Mais peut-il seulement tenir en place ? Depuis plus de vingt ans, Marco Dos Santos trace une trajectoire indocile à travers les scènes musicales et artistiques, avec sa vitalité, son étrangeté et sa nostalgie.
Il a longtemps refusé de choisir. Marco Dos Santos commence comme assistant photo, donne des cours de labo dans une MJC, puis bifurque vers la presse musicale au début des années 2000. Chez IXO Publishing (Trax, Groove, Rolling Stone France…), il photographie tour à tour Slayer, Snoop Dogg, Beyoncé ou David Lynch, avec un sens de la surprise et de l’étonnement. Et en garde des anecdotes aussi drôles que sidérantes : « J’ai attendu quinze heures, avec deux journalistes, pour enfin rentrer dans le mobile home de Snoop Dogg… Il était là, tout seul, avec une femme qui lui faisait les tresses, et je l’ai shooté pendant qu’il regardait un match de football américain. » Cette période lui ouvre un accès rare à une époque bouillonnante, dont il capture l’excès, l’intensité, les visages, d’un bout à l’autre de la planète, sans jamais se fixer. C’est aussi cette époque qui donne naissance à certains de ses clichés les plus puissants, comme celui de DJ Mehdi, disparu en 2011, aux Buttes-Chaumont. Une image simple, presque anodine, qui prend aujourd’hui une dimension presque sacrée : « La nostalgie est devenue palpable, presque impudique », confie-t-il.

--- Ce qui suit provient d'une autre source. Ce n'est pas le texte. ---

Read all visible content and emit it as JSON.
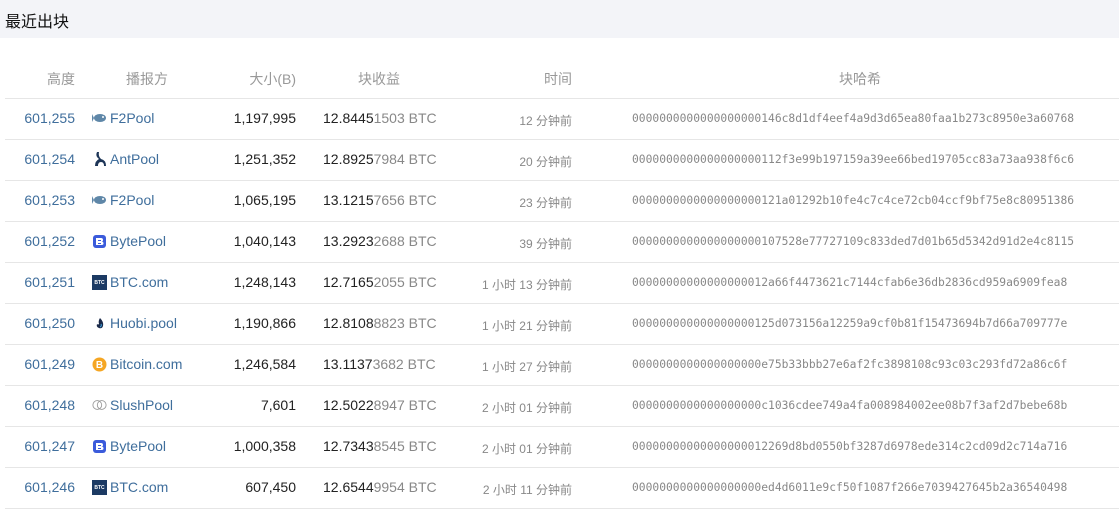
{
  "title": "最近出块",
  "headers": {
    "height": "高度",
    "pool": "播报方",
    "size": "大小(B)",
    "reward": "块收益",
    "time": "时间",
    "hash": "块哈希"
  },
  "colors": {
    "link": "#3f6e9c",
    "titlebar_bg": "#f3f4f8"
  },
  "rows": [
    {
      "height": "601,255",
      "pool": "F2Pool",
      "icon": "fish-icon",
      "size": "1,197,995",
      "reward_main": "12.8445",
      "reward_tail": "1503 BTC",
      "time": "12 分钟前",
      "hash": "0000000000000000000146c8d1df4eef4a9d3d65ea80faa1b273c8950e3a60768"
    },
    {
      "height": "601,254",
      "pool": "AntPool",
      "icon": "ant-icon",
      "size": "1,251,352",
      "reward_main": "12.8925",
      "reward_tail": "7984 BTC",
      "time": "20 分钟前",
      "hash": "0000000000000000000112f3e99b197159a39ee66bed19705cc83a73aa938f6c6"
    },
    {
      "height": "601,253",
      "pool": "F2Pool",
      "icon": "fish-icon",
      "size": "1,065,195",
      "reward_main": "13.1215",
      "reward_tail": "7656 BTC",
      "time": "23 分钟前",
      "hash": "0000000000000000000121a01292b10fe4c7c4ce72cb04ccf9bf75e8c80951386"
    },
    {
      "height": "601,252",
      "pool": "BytePool",
      "icon": "bytepool-icon",
      "size": "1,040,143",
      "reward_main": "13.2923",
      "reward_tail": "2688 BTC",
      "time": "39 分钟前",
      "hash": "0000000000000000000107528e77727109c833ded7d01b65d5342d91d2e4c8115"
    },
    {
      "height": "601,251",
      "pool": "BTC.com",
      "icon": "btccom-icon",
      "size": "1,248,143",
      "reward_main": "12.7165",
      "reward_tail": "2055 BTC",
      "time": "1 小时 13 分钟前",
      "hash": "00000000000000000012a66f4473621c7144cfab6e36db2836cd959a6909fea8"
    },
    {
      "height": "601,250",
      "pool": "Huobi.pool",
      "icon": "huobi-flame-icon",
      "size": "1,190,866",
      "reward_main": "12.8108",
      "reward_tail": "8823 BTC",
      "time": "1 小时 21 分钟前",
      "hash": "000000000000000000125d073156a12259a9cf0b81f15473694b7d66a709777e"
    },
    {
      "height": "601,249",
      "pool": "Bitcoin.com",
      "icon": "bitcoin-icon",
      "size": "1,246,584",
      "reward_main": "13.1137",
      "reward_tail": "3682 BTC",
      "time": "1 小时 27 分钟前",
      "hash": "0000000000000000000e75b33bbb27e6af2fc3898108c93c03c293fd72a86c6f"
    },
    {
      "height": "601,248",
      "pool": "SlushPool",
      "icon": "slushpool-icon",
      "size": "7,601",
      "reward_main": "12.5022",
      "reward_tail": "8947 BTC",
      "time": "2 小时 01 分钟前",
      "hash": "0000000000000000000c1036cdee749a4fa008984002ee08b7f3af2d7bebe68b"
    },
    {
      "height": "601,247",
      "pool": "BytePool",
      "icon": "bytepool-icon",
      "size": "1,000,358",
      "reward_main": "12.7343",
      "reward_tail": "8545 BTC",
      "time": "2 小时 01 分钟前",
      "hash": "00000000000000000012269d8bd0550bf3287d6978ede314c2cd09d2c714a716"
    },
    {
      "height": "601,246",
      "pool": "BTC.com",
      "icon": "btccom-icon",
      "size": "607,450",
      "reward_main": "12.6544",
      "reward_tail": "9954 BTC",
      "time": "2 小时 11 分钟前",
      "hash": "0000000000000000000ed4d6011e9cf50f1087f266e7039427645b2a36540498"
    }
  ]
}
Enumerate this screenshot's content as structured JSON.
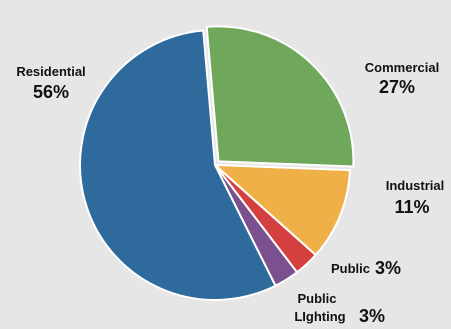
{
  "chart_data": {
    "type": "pie",
    "title": "",
    "slices": [
      {
        "label": "Residential",
        "value": 56,
        "pct_label": "56%",
        "color": "#2e6a9c"
      },
      {
        "label": "Commercial",
        "value": 27,
        "pct_label": "27%",
        "color": "#6fa85a"
      },
      {
        "label": "Industrial",
        "value": 11,
        "pct_label": "11%",
        "color": "#efb047"
      },
      {
        "label": "Public",
        "value": 3,
        "pct_label": "3%",
        "color": "#d3403f"
      },
      {
        "label": "Public LIghting",
        "label_lines": [
          "Public",
          "LIghting"
        ],
        "value": 3,
        "pct_label": "3%",
        "color": "#7b508f"
      }
    ],
    "exploded_slice": "Commercial",
    "background": "#e6e6e6",
    "separator_color": "#ffffff"
  }
}
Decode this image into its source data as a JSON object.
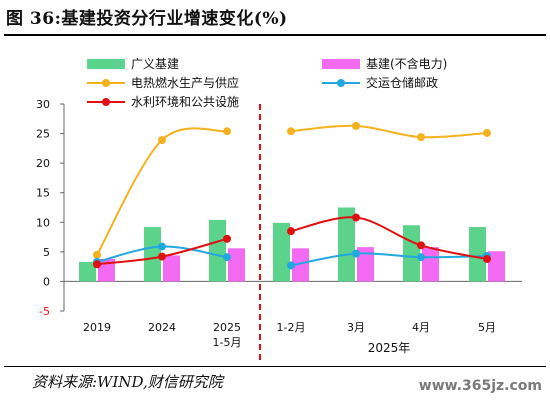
{
  "title": "图 36:基建投资分行业增速变化(%)",
  "source": "资料来源:WIND,财信研究院",
  "watermark": "www.365jz.com",
  "chart_data": {
    "type": "bar",
    "ylim": [
      -5,
      30
    ],
    "yticks": [
      -5,
      0,
      5,
      10,
      15,
      20,
      25,
      30
    ],
    "grid": false,
    "legend_position": "top",
    "group_label": "2025年",
    "categories": [
      {
        "label": "2019",
        "sub": ""
      },
      {
        "label": "2024",
        "sub": ""
      },
      {
        "label": "2025",
        "sub": "1-5月"
      },
      {
        "label": "1-2月",
        "sub": ""
      },
      {
        "label": "3月",
        "sub": ""
      },
      {
        "label": "4月",
        "sub": ""
      },
      {
        "label": "5月",
        "sub": ""
      }
    ],
    "bar_series": [
      {
        "name": "广义基建",
        "color": "#5BD38A",
        "values": [
          3.3,
          9.2,
          10.4,
          9.9,
          12.5,
          9.5,
          9.2
        ]
      },
      {
        "name": "基建(不含电力)",
        "color": "#F26BF2",
        "values": [
          3.8,
          4.4,
          5.6,
          5.6,
          5.8,
          5.8,
          5.1
        ]
      }
    ],
    "line_series": [
      {
        "name": "电热燃水生产与供应",
        "color": "#F5B21E",
        "panel": 0,
        "values": [
          4.5,
          23.9,
          25.4
        ]
      },
      {
        "name": "电热燃水生产与供应",
        "color": "#F5B21E",
        "panel": 1,
        "values": [
          25.4,
          26.3,
          24.4,
          25.1
        ]
      },
      {
        "name": "交运仓储邮政",
        "color": "#22A8E0",
        "panel": 0,
        "values": [
          3.3,
          5.9,
          4.1
        ]
      },
      {
        "name": "交运仓储邮政",
        "color": "#22A8E0",
        "panel": 1,
        "values": [
          2.7,
          4.7,
          4.1,
          4.3
        ]
      },
      {
        "name": "水利环境和公共设施",
        "color": "#E01010",
        "panel": 0,
        "values": [
          2.9,
          4.2,
          7.2
        ]
      },
      {
        "name": "水利环境和公共设施",
        "color": "#E01010",
        "panel": 1,
        "values": [
          8.5,
          10.8,
          6.1,
          3.8
        ]
      }
    ],
    "legend": [
      {
        "name": "广义基建",
        "kind": "bar",
        "color": "#5BD38A"
      },
      {
        "name": "基建(不含电力)",
        "kind": "bar",
        "color": "#F26BF2"
      },
      {
        "name": "电热燃水生产与供应",
        "kind": "line",
        "color": "#F5B21E"
      },
      {
        "name": "交运仓储邮政",
        "kind": "line",
        "color": "#22A8E0"
      },
      {
        "name": "水利环境和公共设施",
        "kind": "line",
        "color": "#E01010"
      }
    ],
    "divider_color": "#E01010"
  }
}
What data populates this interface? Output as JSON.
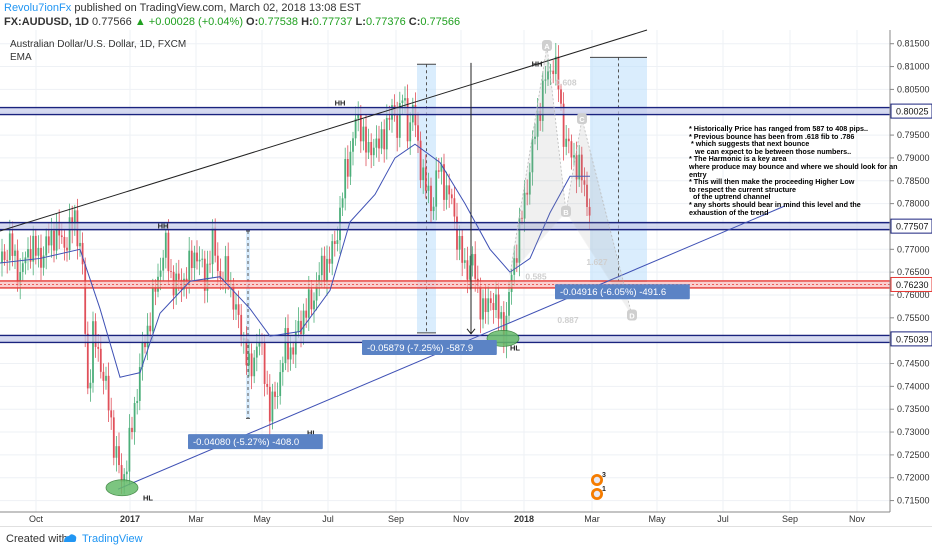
{
  "header": {
    "publisher": "Revolu7ionFx",
    "published_text": "published on TradingView.com, March 02, 2018 13:08 EST",
    "symbol_line": "FX:AUDUSD, 1D",
    "last": "0.77566",
    "change": "+0.00028 (+0.04%)",
    "o_label": "O:",
    "o_value": "0.77538",
    "h_label": "H:",
    "h_value": "0.77737",
    "l_label": "L:",
    "l_value": "0.77376",
    "c_label": "C:",
    "c_value": "0.77566"
  },
  "footer": {
    "created_with": "Created with",
    "brand": "TradingView"
  },
  "chart_data": {
    "type": "candlestick",
    "title": "Australian Dollar/U.S. Dollar, 1D, FXCM",
    "subtitle": "EMA",
    "x_ticks": [
      "Oct",
      "2017",
      "Mar",
      "May",
      "Jul",
      "Sep",
      "Nov",
      "2018",
      "Mar",
      "May",
      "Jul",
      "Sep",
      "Nov"
    ],
    "y_ticks": [
      "0.81500",
      "0.81000",
      "0.80500",
      "0.80000",
      "0.79500",
      "0.79000",
      "0.78500",
      "0.78000",
      "0.77500",
      "0.77000",
      "0.76500",
      "0.76000",
      "0.75500",
      "0.75000",
      "0.74500",
      "0.74000",
      "0.73500",
      "0.73000",
      "0.72500",
      "0.72000",
      "0.71500"
    ],
    "ylim": [
      0.7125,
      0.818
    ],
    "horizontal_levels": [
      {
        "label": "0.80025",
        "value": 0.80025
      },
      {
        "label": "0.77507",
        "value": 0.77507
      },
      {
        "label": "0.76230",
        "value": 0.7623
      },
      {
        "label": "0.75039",
        "value": 0.75039
      }
    ],
    "price_path": [
      [
        0,
        0.767
      ],
      [
        10,
        0.771
      ],
      [
        20,
        0.764
      ],
      [
        30,
        0.771
      ],
      [
        40,
        0.768
      ],
      [
        55,
        0.774
      ],
      [
        65,
        0.771
      ],
      [
        75,
        0.777
      ],
      [
        82,
        0.768
      ],
      [
        88,
        0.738
      ],
      [
        93,
        0.751
      ],
      [
        100,
        0.746
      ],
      [
        108,
        0.737
      ],
      [
        115,
        0.726
      ],
      [
        122,
        0.719
      ],
      [
        128,
        0.725
      ],
      [
        135,
        0.736
      ],
      [
        142,
        0.747
      ],
      [
        150,
        0.755
      ],
      [
        158,
        0.764
      ],
      [
        165,
        0.771
      ],
      [
        172,
        0.763
      ],
      [
        180,
        0.762
      ],
      [
        188,
        0.765
      ],
      [
        196,
        0.77
      ],
      [
        205,
        0.763
      ],
      [
        212,
        0.772
      ],
      [
        220,
        0.764
      ],
      [
        228,
        0.765
      ],
      [
        236,
        0.756
      ],
      [
        243,
        0.751
      ],
      [
        250,
        0.742
      ],
      [
        258,
        0.751
      ],
      [
        265,
        0.743
      ],
      [
        270,
        0.734
      ],
      [
        278,
        0.74
      ],
      [
        285,
        0.749
      ],
      [
        293,
        0.748
      ],
      [
        300,
        0.754
      ],
      [
        307,
        0.757
      ],
      [
        313,
        0.759
      ],
      [
        320,
        0.765
      ],
      [
        327,
        0.767
      ],
      [
        334,
        0.77
      ],
      [
        340,
        0.778
      ],
      [
        345,
        0.786
      ],
      [
        350,
        0.791
      ],
      [
        356,
        0.798
      ],
      [
        362,
        0.797
      ],
      [
        368,
        0.79
      ],
      [
        374,
        0.794
      ],
      [
        380,
        0.792
      ],
      [
        387,
        0.798
      ],
      [
        393,
        0.8
      ],
      [
        398,
        0.797
      ],
      [
        402,
        0.804
      ],
      [
        408,
        0.796
      ],
      [
        413,
        0.801
      ],
      [
        418,
        0.792
      ],
      [
        425,
        0.784
      ],
      [
        432,
        0.779
      ],
      [
        438,
        0.788
      ],
      [
        445,
        0.784
      ],
      [
        452,
        0.78
      ],
      [
        458,
        0.772
      ],
      [
        465,
        0.765
      ],
      [
        472,
        0.768
      ],
      [
        478,
        0.76
      ],
      [
        485,
        0.756
      ],
      [
        492,
        0.76
      ],
      [
        498,
        0.756
      ],
      [
        505,
        0.752
      ],
      [
        512,
        0.765
      ],
      [
        518,
        0.772
      ],
      [
        524,
        0.78
      ],
      [
        530,
        0.788
      ],
      [
        536,
        0.797
      ],
      [
        542,
        0.804
      ],
      [
        547,
        0.808
      ],
      [
        553,
        0.811
      ],
      [
        558,
        0.807
      ],
      [
        563,
        0.796
      ],
      [
        568,
        0.792
      ],
      [
        574,
        0.79
      ],
      [
        580,
        0.787
      ],
      [
        585,
        0.783
      ],
      [
        590,
        0.778
      ]
    ],
    "ema_path": [
      [
        0,
        0.767
      ],
      [
        40,
        0.768
      ],
      [
        80,
        0.77
      ],
      [
        100,
        0.757
      ],
      [
        120,
        0.742
      ],
      [
        140,
        0.743
      ],
      [
        160,
        0.756
      ],
      [
        190,
        0.763
      ],
      [
        220,
        0.764
      ],
      [
        250,
        0.757
      ],
      [
        270,
        0.751
      ],
      [
        300,
        0.752
      ],
      [
        330,
        0.761
      ],
      [
        350,
        0.776
      ],
      [
        375,
        0.782
      ],
      [
        395,
        0.79
      ],
      [
        415,
        0.793
      ],
      [
        440,
        0.789
      ],
      [
        465,
        0.78
      ],
      [
        490,
        0.77
      ],
      [
        510,
        0.765
      ],
      [
        530,
        0.768
      ],
      [
        550,
        0.778
      ],
      [
        570,
        0.786
      ],
      [
        590,
        0.786
      ]
    ],
    "channel_upper": [
      [
        0,
        0.774
      ],
      [
        647,
        0.818
      ]
    ],
    "channel_lower": [
      [
        118,
        0.7175
      ],
      [
        785,
        0.7795
      ]
    ],
    "annotations": [
      {
        "text": "HH",
        "x": 340,
        "value": 0.8015
      },
      {
        "text": "HH",
        "x": 163,
        "value": 0.7745
      },
      {
        "text": "HH",
        "x": 537,
        "value": 0.81
      },
      {
        "text": "HL",
        "x": 148,
        "value": 0.715
      },
      {
        "text": "HL",
        "x": 312,
        "value": 0.7292
      },
      {
        "text": "HL",
        "x": 515,
        "value": 0.7478
      }
    ],
    "measure_boxes": [
      {
        "label": "-0.05879 (-7.25%) -587.9",
        "x1": 417,
        "x2": 436,
        "top": 0.8105,
        "bottom": 0.7517
      },
      {
        "label": "-0.04916 (-6.05%) -491.6",
        "x1": 590,
        "x2": 647,
        "top": 0.812,
        "bottom": 0.763
      },
      {
        "label": "-0.04080 (-5.27%) -408.0",
        "x1": 246,
        "x2": 250,
        "top": 0.774,
        "bottom": 0.733
      }
    ],
    "harmonic_points": [
      {
        "label": "A",
        "x": 547,
        "value": 0.8145
      },
      {
        "label": "B",
        "x": 566,
        "value": 0.7782
      },
      {
        "label": "C",
        "x": 582,
        "value": 0.7985
      },
      {
        "label": "D",
        "x": 632,
        "value": 0.7555
      },
      {
        "label": "0.608",
        "x": 566,
        "value": 0.8065
      },
      {
        "label": "0.585",
        "x": 536,
        "value": 0.764
      },
      {
        "label": "1.627",
        "x": 597,
        "value": 0.7672
      },
      {
        "label": "0.887",
        "x": 568,
        "value": 0.7545
      }
    ],
    "notes": [
      "* Historically Price has ranged from 587 to 408 pips..",
      "* Previous bounce has been from .618 fib to .786",
      " * which suggests that next bounce",
      "   we can expect to be between those numbers..",
      "* The Harmonic is a key area",
      "where produce may bounce and where we should look for an",
      "entry",
      "* This will then make the proceeding Higher Low",
      "to respect the current structure",
      "  of the uptrend channel",
      "* any shorts should bear in mind this level and the",
      "exhaustion of the trend"
    ],
    "event_markers": [
      "3",
      "1"
    ]
  }
}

Aujourd’hui, Marco Dos Santos n’a rien perdu de cette urgence, ni de cette sensibilité électrique. Il poursuit son chemin à travers labels indé et figures de l’underground, toujours en recherche d’un langage nouveau. Il compose des clips à l’esthétique chaotique – comme Encore encore pour UssaR, tourné entièrement à l’envers –, projette de transformer son appartement en studio photo-vidéo, travaille pour InFiné, HMS, Kwaidan Records et joue avec l’intelligence artificielle, qui agit dans ses œuvres comme un miroir déformant. Deepfakes subversifs, doubles fictifs, mises en scène grinçantes – Macron en masseur personnel de Donald Trump, Elon Musk écrasé par une Tesla… – : dans tout ce travail de sape et de fiction, il voit une possibilité à la fois plastique, politique et intime. « Je crée des espaces à l’intérieur d’un espace. L’IA est un monde infini, qui entraîne un vrai débat autour de l’identité et de la représentation », explique-t-il.
Ce qui dégénère
Chez lui, l’image déborde, dégouline, fait feu de tout ce qui traîne. S’il ne se fixe jamais, c’est en partie, s’insurge-t-il, parce que « les réappropriations sont devenues monnaie courante, envahissent les réseaux sociaux et phagocytent les vrais petits génies qui ne vivent souvent pas assez de leurs créations ». Pour autant, aujourd’hui, il s’agit pour lui de s’installer dans une patte, de devenir, enfin, plus reconnaissable : « Parce que sinon, on ne te comprend pas », explique-t-il. Son carburant ? « Le funk et le disco sont mes partenaires dopaminergiques depuis l’enfance, je ne peux pas passer à côté sinon je sombre », nous confie-t-il. Ses images sont une fête un peu folle, « une harmonie collective, synchrone ou asynchrone, dans laquelle nous sommes les plus vrai·es possibles, dans le pire comme dans le meilleur ». Marco Dos Santos aime ce qui dégénère : les images visqueuses, les vidéos où tout va trop vite, les atmosphères de fête tropicale et de bizarrerie partagée. « Il faut un peu d’espoir, d’humour, de vie dans la mort, de légèreté dans ce qui est lourd… », détaille-t-il en guise de conclusion. Lui ne choisit pas entre excès et grâce : il les fait cohabiter.